А в душе его вставала нескончаемая тучей тягота. Казнила его, лютым опаляла огнем. О, сколько бы отдал поп, только бы проснуться, поправить непоправимое! Но не бывать пробуждению от жизни. Нет возврата минувшему. Не уйти от страшной, как смерть, тяготы.
В смертельной тоске, метаясь по спальне, ища места, куда бы спрятаться — не спастись, а только спрятаться, чтобы не глядеть в глаза людям, в глаза себе, — выскочил поп за дверь… И окаменел: посреди комнаты лежала перед ним старуха-мать Гедеонова. Распластавшиеся руки ее пристыли к залитому рудой паркету. На посеребренной сединами голове дымилась глубокая черная яма. Оттуда била пена, а по краям висели клочья серого мозга…
Над телом старухи что-то билось и рыдало без слов, без слез…
Помутились у попа глаза. Как-то ничком пополз он в спальню, безумно и дико озираясь. Закружился в лужах крови… Подполз к кровати. Протяжно, тихо захохотал… Но хохот этот был страшнее смерти: с измоченных рудой подушек на него мертво и пусто уставилось искромсанное синее лицо попадьи.
— Это Варвара!.. — задохнулся поп. — Обманули… А-а-а…
Откатившись от кровати, хриплый, распростерся плашмя… Ждал чуда. Ждал, что придет на землю Судия, уничтожит мир… И поп забудет эту жизнь, эту жуть; хоть и пойдет в ад, а забудет…

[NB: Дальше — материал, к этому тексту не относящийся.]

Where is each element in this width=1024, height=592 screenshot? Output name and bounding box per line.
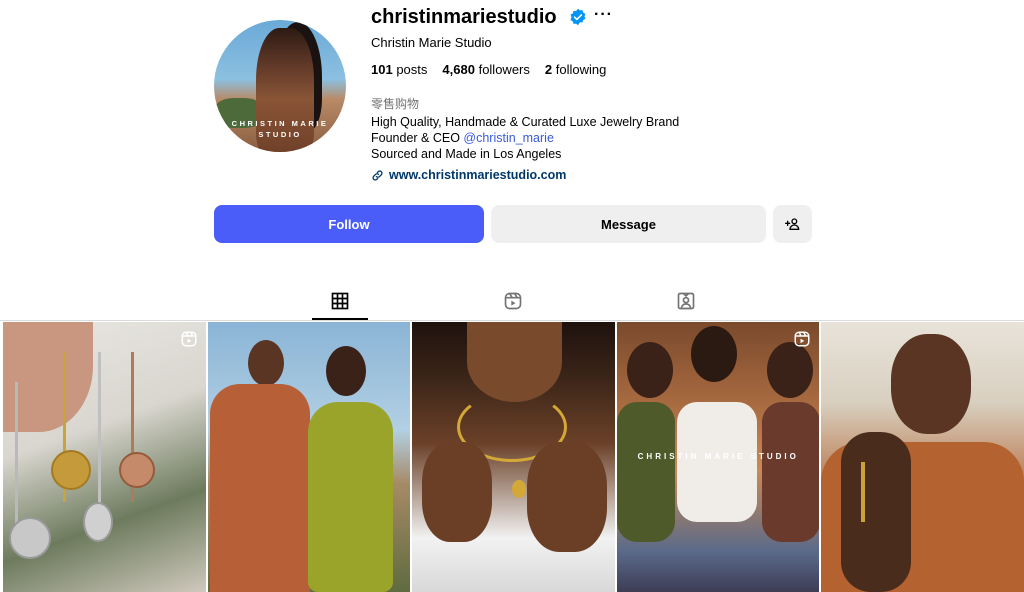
following-stat[interactable]: 2 following xyxy=(545,62,606,77)
profile-bio: High Quality, Handmade & Curated Luxe Je… xyxy=(371,114,679,162)
neck-shape xyxy=(467,322,563,402)
arm xyxy=(841,432,912,592)
man-head xyxy=(247,340,284,386)
post-tile-3[interactable] xyxy=(412,322,615,592)
bio-line-2-prefix: Founder & CEO xyxy=(371,131,464,145)
reel-indicator-icon xyxy=(181,331,197,347)
pendant-silver-1 xyxy=(9,517,51,559)
bio-line-3: Sourced and Made in Los Angeles xyxy=(371,147,562,161)
man-shirt xyxy=(209,384,310,592)
white-top xyxy=(676,402,757,522)
followers-stat[interactable]: 4,680 followers xyxy=(442,62,529,77)
post-tile-2[interactable] xyxy=(207,322,411,592)
post-tile-5[interactable] xyxy=(821,322,1024,592)
tagged-icon xyxy=(677,292,695,310)
tabs-divider xyxy=(0,320,1024,321)
website-link[interactable]: www.christinmariestudio.com xyxy=(371,168,566,182)
grid-icon xyxy=(331,292,349,310)
reels-icon xyxy=(504,292,522,310)
avatar-watermark-line2: STUDIO xyxy=(258,130,302,139)
more-options-button[interactable]: ··· xyxy=(594,6,613,24)
olive-top xyxy=(616,402,675,542)
profile-page: CHRISTIN MARIE STUDIO christinmariestudi… xyxy=(0,0,1024,592)
profile-category: 零售购物 xyxy=(371,97,420,111)
chain-3 xyxy=(98,352,101,522)
pendant-silver-2 xyxy=(83,502,113,542)
woman-head xyxy=(325,346,366,396)
verified-badge-icon xyxy=(570,8,586,26)
follow-button[interactable]: Follow xyxy=(214,205,484,243)
reel-indicator-icon xyxy=(794,331,810,347)
chain xyxy=(861,462,866,522)
website-url: www.christinmariestudio.com xyxy=(389,168,567,182)
add-person-icon xyxy=(784,218,799,230)
woman-dress xyxy=(307,402,393,592)
chain-1 xyxy=(15,382,18,532)
posts-stat: 101 posts xyxy=(371,62,427,77)
profile-avatar[interactable]: CHRISTIN MARIE STUDIO xyxy=(214,20,346,152)
hand-left xyxy=(422,442,493,542)
posts-label: posts xyxy=(396,62,428,77)
profile-full-name: Christin Marie Studio xyxy=(371,35,492,50)
hand-right xyxy=(527,442,608,552)
pendant-gold xyxy=(51,450,91,490)
posts-count: 101 xyxy=(371,62,393,77)
brown-top xyxy=(761,402,820,542)
profile-stats: 101 posts 4,680 followers 2 following xyxy=(371,62,606,77)
person-3-head xyxy=(766,342,813,398)
bio-line-1: High Quality, Handmade & Curated Luxe Je… xyxy=(371,115,680,129)
tab-posts[interactable] xyxy=(328,289,352,313)
pendant-rose xyxy=(119,452,155,488)
tile-watermark: CHRISTIN MARIE STUDIO xyxy=(637,452,799,461)
pendant-coin xyxy=(512,480,527,498)
post-tile-1[interactable] xyxy=(3,322,206,592)
posts-grid: CHRISTIN MARIE STUDIO xyxy=(3,322,1024,592)
followers-label: followers xyxy=(478,62,530,77)
profile-username: christinmariestudio xyxy=(371,6,557,28)
post-tile-4[interactable]: CHRISTIN MARIE STUDIO xyxy=(616,322,820,592)
person-1-head xyxy=(626,342,673,398)
man-head xyxy=(891,334,972,434)
tab-tagged[interactable] xyxy=(674,289,698,313)
link-icon xyxy=(372,169,383,181)
tab-reels[interactable] xyxy=(501,289,525,313)
followers-count: 4,680 xyxy=(442,62,475,77)
founder-mention-link[interactable]: @christin_marie xyxy=(463,131,554,145)
following-label: following xyxy=(555,62,607,77)
person-2-head xyxy=(690,326,737,382)
suggested-accounts-button[interactable] xyxy=(773,205,812,243)
avatar-watermark-line1: CHRISTIN MARIE xyxy=(231,119,329,128)
message-button[interactable]: Message xyxy=(491,205,766,243)
following-count: 2 xyxy=(544,62,553,77)
bio-line-2: Founder & CEO @christin_marie xyxy=(371,130,679,146)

Отчего не разрывается сердце? Отчего избавительница-смерть не возьмет его?
Но вдруг крепкие, как железо, руки сдавили попа, раскололи ему голову. Кровавые молнии обожгли его сердце…

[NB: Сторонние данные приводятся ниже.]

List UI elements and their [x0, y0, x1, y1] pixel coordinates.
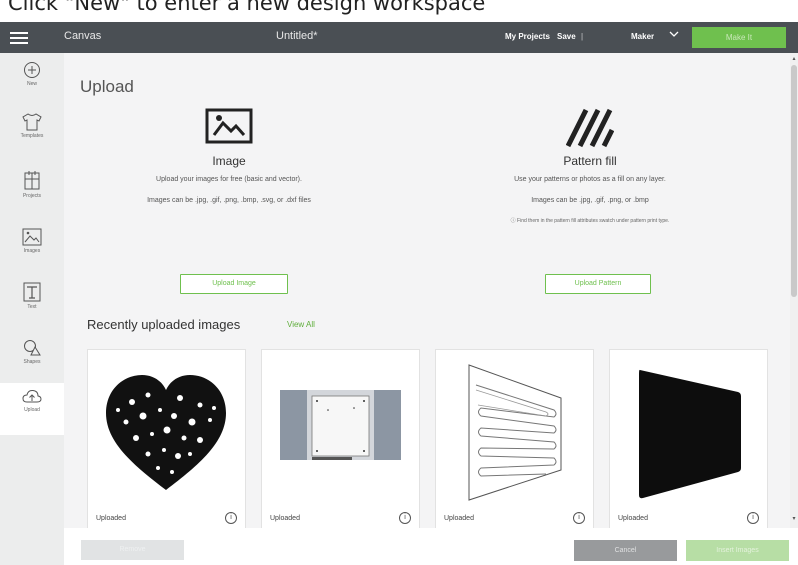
upload-icon: [22, 389, 42, 403]
info-icon[interactable]: i: [573, 512, 585, 524]
info-icon[interactable]: i: [225, 512, 237, 524]
hamburger-menu-icon[interactable]: [10, 29, 28, 46]
uploaded-image-card[interactable]: Uploaded i: [609, 349, 768, 530]
page-title: Upload: [80, 77, 134, 96]
projects-icon: [24, 171, 40, 190]
info-icon[interactable]: i: [747, 512, 759, 524]
image-icon: [205, 108, 253, 144]
instruction-caption: Click "New" to enter a new design worksp…: [0, 0, 798, 22]
pattern-upload-section: Pattern fill Use your patterns or photos…: [430, 108, 750, 224]
cancel-button[interactable]: Cancel: [574, 540, 677, 561]
make-it-button[interactable]: Make It: [692, 27, 786, 48]
instruction-caption-text: Click "New" to enter a new design worksp…: [8, 0, 486, 15]
top-bar: Canvas Untitled* My Projects Save | Make…: [0, 22, 798, 53]
uploaded-image-card[interactable]: Uploaded i: [435, 349, 594, 530]
sidebar-item-templates[interactable]: Templates: [0, 113, 64, 163]
scroll-down-icon[interactable]: ▾: [790, 515, 798, 522]
card-label: Uploaded: [444, 515, 474, 522]
image-upload-section: Image Upload your images for free (basic…: [69, 108, 389, 204]
heart-thumbnail: [106, 375, 226, 490]
image-icon: [22, 228, 42, 246]
topbar-separator: |: [581, 32, 584, 41]
view-all-link[interactable]: View All: [287, 320, 315, 329]
machine-selector[interactable]: Maker: [631, 32, 654, 41]
card-label: Uploaded: [96, 515, 126, 522]
sidebar-item-shapes[interactable]: Shapes: [0, 339, 64, 389]
panel-thumbnail: [280, 390, 401, 460]
image-formats: Images can be .jpg, .gif, .png, .bmp, .s…: [147, 197, 311, 204]
plus-circle-icon: [24, 62, 40, 78]
sidebar-item-text[interactable]: Text: [0, 282, 64, 332]
uploaded-image-card[interactable]: Uploaded i: [261, 349, 420, 530]
scrollbar-thumb[interactable]: [791, 65, 797, 297]
image-heading: Image: [212, 154, 246, 168]
remove-button[interactable]: Remove: [81, 540, 184, 560]
chevron-down-icon[interactable]: [669, 30, 679, 41]
sidebar-item-label: Images: [23, 248, 41, 254]
sidebar-item-projects[interactable]: Projects: [0, 171, 64, 221]
left-sidebar: New Templates Projects Images Text Shape…: [0, 53, 65, 565]
sidebar-item-label: Shapes: [23, 359, 41, 365]
upload-panel: Upload Image Upload your images for free…: [64, 53, 790, 530]
upload-image-button[interactable]: Upload Image: [180, 274, 288, 294]
sidebar-item-label: Upload: [24, 407, 40, 413]
pattern-formats: Images can be .jpg, .gif, .png, or .bmp: [531, 197, 649, 204]
pattern-description: Use your patterns or photos as a fill on…: [514, 176, 666, 183]
vertical-scrollbar[interactable]: ▴ ▾: [790, 53, 798, 528]
info-icon[interactable]: i: [399, 512, 411, 524]
action-bar: Remove Cancel Insert Images: [64, 528, 798, 565]
app-name: Canvas: [64, 30, 102, 42]
scroll-up-icon[interactable]: ▴: [790, 55, 798, 62]
recent-uploads-title: Recently uploaded images: [87, 317, 241, 332]
uploaded-image-card[interactable]: Uploaded i: [87, 349, 246, 530]
trapezoid-thumbnail: [639, 369, 741, 499]
save-button[interactable]: Save: [557, 32, 576, 41]
sidebar-item-label: Text: [27, 304, 37, 310]
sidebar-item-label: Templates: [20, 133, 44, 139]
sidebar-item-label: New: [26, 81, 37, 87]
sidebar-item-images[interactable]: Images: [0, 228, 64, 278]
card-label: Uploaded: [270, 515, 300, 522]
pattern-stripes-icon: [566, 108, 614, 148]
text-icon: [23, 282, 41, 302]
document-title[interactable]: Untitled*: [276, 30, 318, 42]
card-label: Uploaded: [618, 515, 648, 522]
sidebar-item-new[interactable]: New: [0, 61, 64, 111]
my-projects-link[interactable]: My Projects: [505, 32, 550, 41]
pattern-note: ⓘ Find them in the pattern fill attribut…: [510, 218, 670, 224]
shapes-icon: [24, 340, 41, 356]
pattern-heading: Pattern fill: [563, 154, 617, 168]
sidebar-item-upload[interactable]: Upload: [0, 383, 64, 435]
upload-pattern-button[interactable]: Upload Pattern: [545, 274, 651, 294]
shirt-icon: [22, 113, 42, 131]
zigzag-thumbnail: [468, 364, 562, 501]
image-description: Upload your images for free (basic and v…: [156, 176, 302, 183]
insert-images-button[interactable]: Insert Images: [686, 540, 789, 561]
sidebar-item-label: Projects: [22, 193, 42, 199]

— Ж-живор-ез!.. — просвистело над виском.
— Луп-пи — и его!.. В харю!..
Какой-то усач в серой шинели носился с крестом и серебряной цепью:
— Эй, батя, крест-то, крест… Когда там еще расстригут — это… а теперь нельзя, надо крестик…
Но поп уже ничего не слышал.
А в кабинете с козлоногими девочками, на другой половине особняка, запершись на ключ, трясучий Гедеонов жадно слизывал с резного подсвечника, которым он убил мать, черную, старую запекшуюся кровь.
— Кровушка. Кровушка, — захлебывался генерал…
И подмигивал сам себе:
— Своя кровь — горячей!
VI
Над городом, темными обдаваемая грозными волнами, словно суровый страж ада, высилась старая заржавевшая крепость, куда замуровывали двуногие взыскующих Града.
В потайных казематах томились хлеборобы: красносмертники, пламенники, злыдота.
В городе ехидн, мстя за кровь, за Пытки, за братьев своих, обезглавленных в древнем каменистом поле, тайком жгли огненные мстители суды, притоны, старые дворцы, театры…
Но переловили мужиков. И теперь они ждали суда…
За пыльными, переплетенными чугунной решеткой, узкими косыми окнами, бросая на крепостную гранитную стену ярые волны, дикая билась вечно и безумствовала буря, словно кто-то неведомый стучал в гроб и хохотал исступленно…
Суда и смерти сыны земли ждали изо дня в день, чтобы смертью попрать город.
Ждал смерти и Крутогоров.
За стенами гудели неустанно удары волн, перемешиваясь с печальным, протяжным перезвоном башенных часов. На холодный каменный пол сквозь слюдяные сизые стекла то слепой падал полуденный свет солнца, то острые стрелы ночных звезд…
Как-то в полдень загрохотал замок чугунной глухой двери. В душный каземат тихо вошла девушка в мехах и бархате. Остановившись в пороге, подняла неподвижный, серый и грозный, как ночная туча, взгляд.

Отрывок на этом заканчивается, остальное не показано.